Italians, Basques, Portuguese, Armenians, Swedes, Mexicans, Filipinos, Southern blacks, Chinese, Japanese, Volga Germans, Scotch-Irish Dust Bowl migrants—all migrated to the Valley to work the fields and better their lives. Their children and grandchildren went to the same schools, danced together and drank together, helped round up each other’s animals when they got loose, were best friends or deadly enemies, dated and intermarried, got drafted into the Army or joined the Marines—all of them Americans who managed to honor their diverse heritages and faiths, but still be a community. Their most important distinctions were not so much between races and ethnicities, though those of course often collided, but between the respectable people––those who obeyed the law, went to church, and raised their kids right–– and those we all called “no damned good.” Skin-color or accents couldn’t sort one from the other.

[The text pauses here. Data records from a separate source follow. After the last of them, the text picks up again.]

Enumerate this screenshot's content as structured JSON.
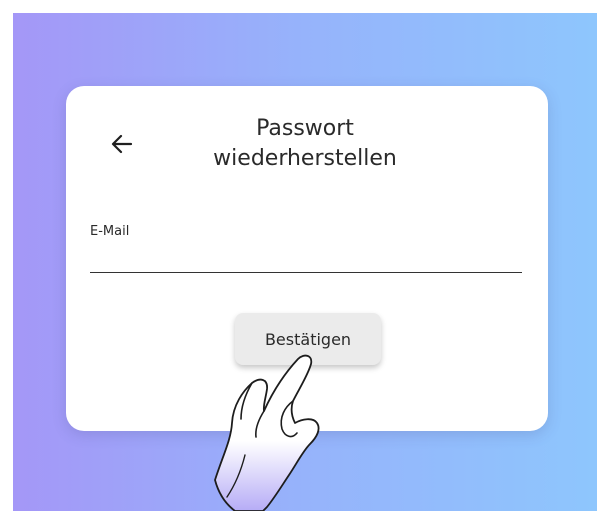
{
  "dialog": {
    "title": "Passwort\nwiederherstellen",
    "email_label": "E-Mail",
    "email_value": "",
    "confirm_label": "Bestätigen"
  },
  "icons": {
    "back": "arrow-left-icon",
    "pointer": "hand-pointer-icon"
  },
  "colors": {
    "gradient_start": "#a497f7",
    "gradient_end": "#8ec6fd",
    "card": "#ffffff",
    "button": "#ebebeb",
    "text": "#2a2a2a"
  }
}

What most of us learned from living in real diversity in the Valley is that being an American means taking people one at a time.

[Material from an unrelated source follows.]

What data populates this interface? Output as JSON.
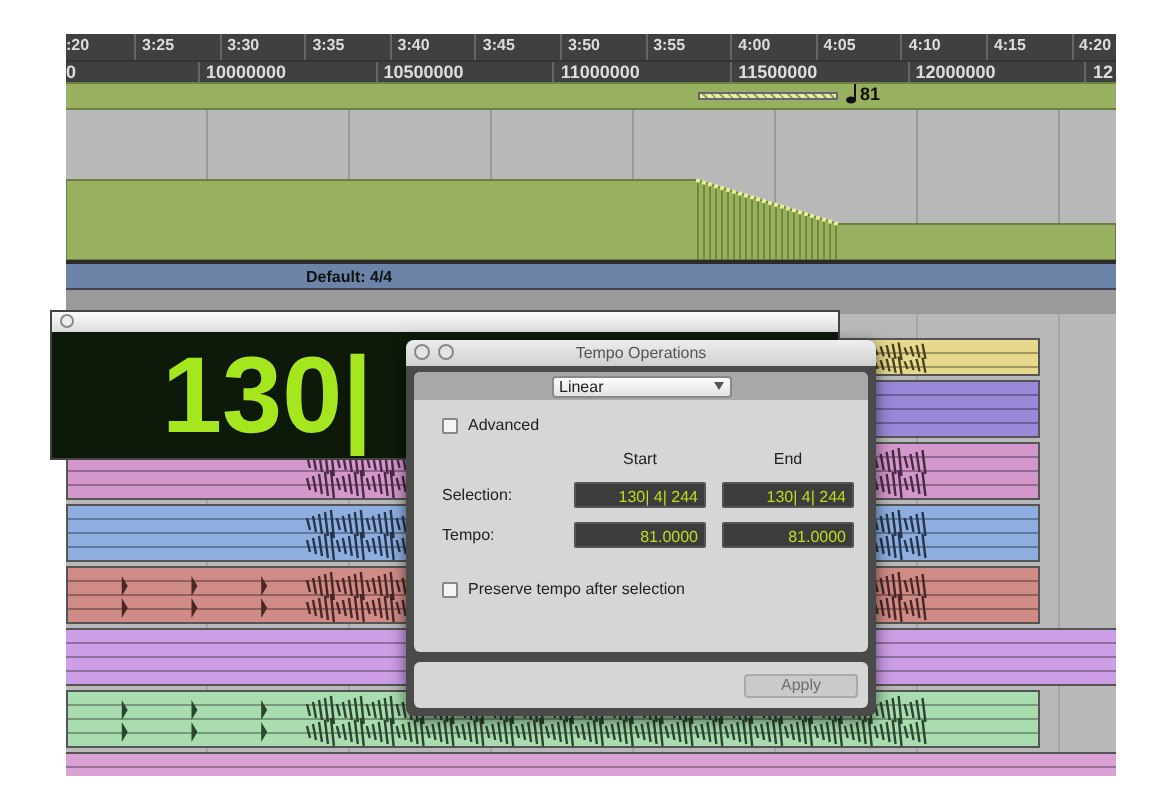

That world still exists, but it is slowly fading away—in part because of the policies and politics of those to our west, who can see nothing on the other side of the Coast Range.
Any conversation about the economic future of the Central Valley entails the fate of California’s High Speed Rail Authority, now facing a pivotal 2018. The current plan calls for 119 miles of bullet-trail line from Bakersfield to Madera— the middle of a system that ultimate will connect California’s metropoles north and south. That segment is behind schedule and over budget (from $7.8 billion to $10.6 billion). The overall cost has yo-yoed from an original estimated $42.6 billion nearly a decade ago, to $98.1 billion earlier this decade, back down to $68.4 billion after some tinkering on the San Francisco end of the project, then back up to $77 billion two years ago (with an outside chance of surpassing 12 figures by the time the entire system is built). There’s also the matter of jurisprudence. To date, about a half-dozen lawsuits have been filed challenging environmental impact reports for the Central Valley. One obstacle to building plans: the good folks who provide your moo juice. There are sixteen dairies between Fresno and Bakersfield that lie in the train’s path. Got high-speed rail, or got milk?